I simply want to pass an &arr in C language.

For example:

#include <stdio.h>

void test( PARAMETER??? )
{
    return;
}

int main()
{
    int arr[] = {1,2,3,4,5,6,7,8};
    test(&arr);
    return 0;
}

How should I declare the parameter?

As it is of type int (*)[8]

I simply want to pass &arr in C language. I know I can pass arr and length argument, but how can I via this?

CodePudding user response：

As it is of type int (*)[8]

If you want to pass &arr, then that is exactly the type you need to declare the parameter as, eg:

void test(int (*param)[8])
{
    // use param as needed...
}

CodePudding user response：

you can pass array in function with array size. but you need to use sizeof() to calculate the size of array

#include <stdio.h>

void test( int arr[], size_t size_of_array )
{
    return 0;
}

int main()
{
    int arr[] = {1,2,3,4,5,6,7,8};
    size_t size_of_array = sizeof(arr)/sizeof(arr[0]);  /* calculate of array size */
    test(arr, size_of_array );
    return 0;
}

CodePudding user response：

You can pass it directly (not an address) to a function like

void test(int prm[restrict 8]);

It will not allow to pass int arr[7], and will allow to pass int arr[9], but you will not know the array size, all what you know, it has the size at least 8.

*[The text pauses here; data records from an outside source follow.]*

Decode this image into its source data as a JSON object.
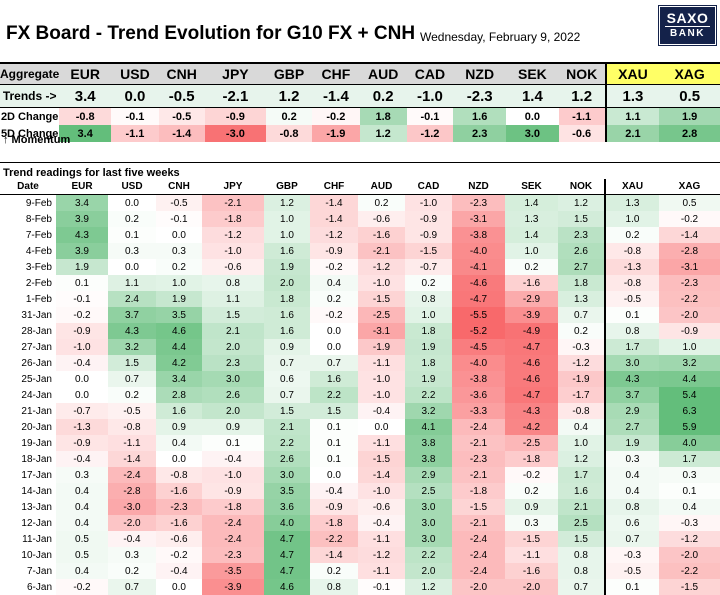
{
  "header": {
    "title": "FX Board - Trend Evolution for G10 FX + CNH",
    "date": "Wednesday, February 9, 2022",
    "logo_line1": "SAXO",
    "logo_line2": "BANK"
  },
  "colors": {
    "positive": "#63be7b",
    "negative": "#f8696b",
    "neutral": "#ffffff",
    "metal_header": "#ffff66",
    "header_fill": "#d9d9d9",
    "trends_fill": "#e7f4ec",
    "logo": "#14224a"
  },
  "chart_data": {
    "type": "table",
    "aggregate": {
      "corner_label": "Aggregate",
      "currencies": [
        "EUR",
        "USD",
        "CNH",
        "JPY",
        "GBP",
        "CHF",
        "AUD",
        "CAD",
        "NZD",
        "SEK",
        "NOK",
        "XAU",
        "XAG"
      ],
      "rows": [
        {
          "label": "Trends ->",
          "values": [
            "3.4",
            "0.0",
            "-0.5",
            "-2.1",
            "1.2",
            "-1.4",
            "0.2",
            "-1.0",
            "-2.3",
            "1.4",
            "1.2",
            "1.3",
            "0.5"
          ]
        },
        {
          "label": "2D Change",
          "values": [
            "-0.8",
            "-0.1",
            "-0.5",
            "-0.9",
            "0.2",
            "-0.2",
            "1.8",
            "-0.1",
            "1.6",
            "0.0",
            "-1.1",
            "1.1",
            "1.9"
          ]
        },
        {
          "label": "5D Change",
          "values": [
            "3.4",
            "-1.1",
            "-1.4",
            "-3.0",
            "-0.8",
            "-1.9",
            "1.2",
            "-1.2",
            "2.3",
            "3.0",
            "-0.6",
            "2.1",
            "2.8"
          ]
        }
      ],
      "momentum_label": "↑ Momentum"
    },
    "trends": {
      "title": "Trend readings for last five weeks",
      "columns": [
        "Date",
        "EUR",
        "USD",
        "CNH",
        "JPY",
        "GBP",
        "CHF",
        "AUD",
        "CAD",
        "NZD",
        "SEK",
        "NOK",
        "XAU",
        "XAG"
      ],
      "rows": [
        [
          "9-Feb",
          "3.4",
          "0.0",
          "-0.5",
          "-2.1",
          "1.2",
          "-1.4",
          "0.2",
          "-1.0",
          "-2.3",
          "1.4",
          "1.2",
          "1.3",
          "0.5"
        ],
        [
          "8-Feb",
          "3.9",
          "0.2",
          "-0.1",
          "-1.8",
          "1.0",
          "-1.4",
          "-0.6",
          "-0.9",
          "-3.1",
          "1.3",
          "1.5",
          "1.0",
          "-0.2"
        ],
        [
          "7-Feb",
          "4.3",
          "0.1",
          "0.0",
          "-1.2",
          "1.0",
          "-1.2",
          "-1.6",
          "-0.9",
          "-3.8",
          "1.4",
          "2.3",
          "0.2",
          "-1.4"
        ],
        [
          "4-Feb",
          "3.9",
          "0.3",
          "0.3",
          "-1.0",
          "1.6",
          "-0.9",
          "-2.1",
          "-1.5",
          "-4.0",
          "1.0",
          "2.6",
          "-0.8",
          "-2.8"
        ],
        [
          "3-Feb",
          "1.9",
          "0.0",
          "0.2",
          "-0.6",
          "1.9",
          "-0.2",
          "-1.2",
          "-0.7",
          "-4.1",
          "0.2",
          "2.7",
          "-1.3",
          "-3.1"
        ],
        [
          "2-Feb",
          "0.1",
          "1.1",
          "1.0",
          "0.8",
          "2.0",
          "0.4",
          "-1.0",
          "0.2",
          "-4.6",
          "-1.6",
          "1.8",
          "-0.8",
          "-2.3"
        ],
        [
          "1-Feb",
          "-0.1",
          "2.4",
          "1.9",
          "1.1",
          "1.8",
          "0.2",
          "-1.5",
          "0.8",
          "-4.7",
          "-2.9",
          "1.3",
          "-0.5",
          "-2.2"
        ],
        [
          "31-Jan",
          "-0.2",
          "3.7",
          "3.5",
          "1.5",
          "1.6",
          "-0.2",
          "-2.5",
          "1.0",
          "-5.5",
          "-3.9",
          "0.7",
          "0.1",
          "-2.0"
        ],
        [
          "28-Jan",
          "-0.9",
          "4.3",
          "4.6",
          "2.1",
          "1.6",
          "0.0",
          "-3.1",
          "1.8",
          "-5.2",
          "-4.9",
          "0.2",
          "0.8",
          "-0.9"
        ],
        [
          "27-Jan",
          "-1.0",
          "3.2",
          "4.4",
          "2.0",
          "0.9",
          "0.0",
          "-1.9",
          "1.9",
          "-4.5",
          "-4.7",
          "-0.3",
          "1.7",
          "1.0"
        ],
        [
          "26-Jan",
          "-0.4",
          "1.5",
          "4.2",
          "2.3",
          "0.7",
          "0.7",
          "-1.1",
          "1.8",
          "-4.0",
          "-4.6",
          "-1.2",
          "3.0",
          "3.2"
        ],
        [
          "25-Jan",
          "0.0",
          "0.7",
          "3.4",
          "3.0",
          "0.6",
          "1.6",
          "-1.0",
          "1.9",
          "-3.8",
          "-4.6",
          "-1.9",
          "4.3",
          "4.4"
        ],
        [
          "24-Jan",
          "0.0",
          "0.2",
          "2.8",
          "2.6",
          "0.7",
          "2.2",
          "-1.0",
          "2.2",
          "-3.6",
          "-4.7",
          "-1.7",
          "3.7",
          "5.4"
        ],
        [
          "21-Jan",
          "-0.7",
          "-0.5",
          "1.6",
          "2.0",
          "1.5",
          "1.5",
          "-0.4",
          "3.2",
          "-3.3",
          "-4.3",
          "-0.8",
          "2.9",
          "6.3"
        ],
        [
          "20-Jan",
          "-1.3",
          "-0.8",
          "0.9",
          "0.9",
          "2.1",
          "0.1",
          "0.0",
          "4.1",
          "-2.4",
          "-4.2",
          "0.4",
          "2.7",
          "5.9"
        ],
        [
          "19-Jan",
          "-0.9",
          "-1.1",
          "0.4",
          "0.1",
          "2.2",
          "0.1",
          "-1.1",
          "3.8",
          "-2.1",
          "-2.5",
          "1.0",
          "1.9",
          "4.0"
        ],
        [
          "18-Jan",
          "-0.4",
          "-1.4",
          "0.0",
          "-0.4",
          "2.6",
          "0.1",
          "-1.5",
          "3.8",
          "-2.3",
          "-1.8",
          "1.2",
          "0.3",
          "1.7"
        ],
        [
          "17-Jan",
          "0.3",
          "-2.4",
          "-0.8",
          "-1.0",
          "3.0",
          "0.0",
          "-1.4",
          "2.9",
          "-2.1",
          "-0.2",
          "1.7",
          "0.4",
          "0.3"
        ],
        [
          "14-Jan",
          "0.4",
          "-2.8",
          "-1.6",
          "-0.9",
          "3.5",
          "-0.4",
          "-1.0",
          "2.5",
          "-1.8",
          "0.2",
          "1.6",
          "0.4",
          "0.1"
        ],
        [
          "13-Jan",
          "0.4",
          "-3.0",
          "-2.3",
          "-1.8",
          "3.6",
          "-0.9",
          "-0.6",
          "3.0",
          "-1.5",
          "0.9",
          "2.1",
          "0.8",
          "0.4"
        ],
        [
          "12-Jan",
          "0.4",
          "-2.0",
          "-1.6",
          "-2.4",
          "4.0",
          "-1.8",
          "-0.4",
          "3.0",
          "-2.1",
          "0.3",
          "2.5",
          "0.6",
          "-0.3"
        ],
        [
          "11-Jan",
          "0.5",
          "-0.4",
          "-0.6",
          "-2.4",
          "4.7",
          "-2.2",
          "-1.1",
          "3.0",
          "-2.4",
          "-1.5",
          "1.5",
          "0.7",
          "-1.2"
        ],
        [
          "10-Jan",
          "0.5",
          "0.3",
          "-0.2",
          "-2.3",
          "4.7",
          "-1.4",
          "-1.2",
          "2.2",
          "-2.4",
          "-1.1",
          "0.8",
          "-0.3",
          "-2.0"
        ],
        [
          "7-Jan",
          "0.4",
          "0.2",
          "-0.4",
          "-3.5",
          "4.7",
          "0.2",
          "-1.1",
          "2.0",
          "-2.4",
          "-1.6",
          "0.8",
          "-0.5",
          "-2.2"
        ],
        [
          "6-Jan",
          "-0.2",
          "0.7",
          "0.0",
          "-3.9",
          "4.6",
          "0.8",
          "-0.1",
          "1.2",
          "-2.0",
          "-2.0",
          "0.7",
          "0.1",
          "-1.5"
        ]
      ]
    }
  }
}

CodePudding user response：

You can't pass an array as an argument.

You can pass a pointer to its first element:

#include <stdio.h>

void test( size_t n, int *p ) {       // `p` is a pointer an `int`.
   printf( "%zu\n", sizeof(p) );      // `sizeof( int* )`, 8 for me.
   printf( "%zu\n", sizeof(*p) );     // `sizeof( int )`, 4 for me.
   printf( "%d\n", p[0] );            // 1
   printf( "%d\n", p[1] );            // 2
}

int main( void ) {
   int arr[] = {1,2,3,4,5,6,7,8,9,10,11};
   test( sizeof(arr)/sizeof(*arr), arr );
}

Same thing in disguise:

#include <stdio.h>

void test( size_t n, int p[n] ) {     // `p` is a pointer an `int`.
   printf( "%zu\n", sizeof(p) );      // `sizeof( int* )`, 8 for me.
   printf( "%zu\n", sizeof(*p) );     // `sizeof( int )`, 4 for me.
   printf( "%d\n", p[0] );            // 1
   printf( "%d\n", p[1] );            // 2
}

int main( void ) {
   int arr[] = {1,2,3,4,5,6,7,8,9,10,11};
   test( sizeof(arr)/sizeof(*arr), arr );
}

Finally, you could pass a pointer to the array:

#include <stdio.h>

void test( size_t n, int (*p)[n] ) {  // `p` is a pointer to an `int[11]`
   printf( "%zu\n", sizeof(p) );      // `sizeof( int* )`, 8 for me.
   printf( "%zu\n", sizeof(*p) );     // `sizeof( int[11] )`, 44 for me.
   printf( "%d\n", (*p)[0] );         // 1
   printf( "%d\n", (*p)[1] );         // 2
}

int main( void ) {
   int arr[] = {1,2,3,4,5,6,7,8,9,10,11};
   test( sizeof(arr)/sizeof(*arr), &arr );
}

In any case, you will need the pass the size of the array if you need it, because it's not stored anywhere in the array itself.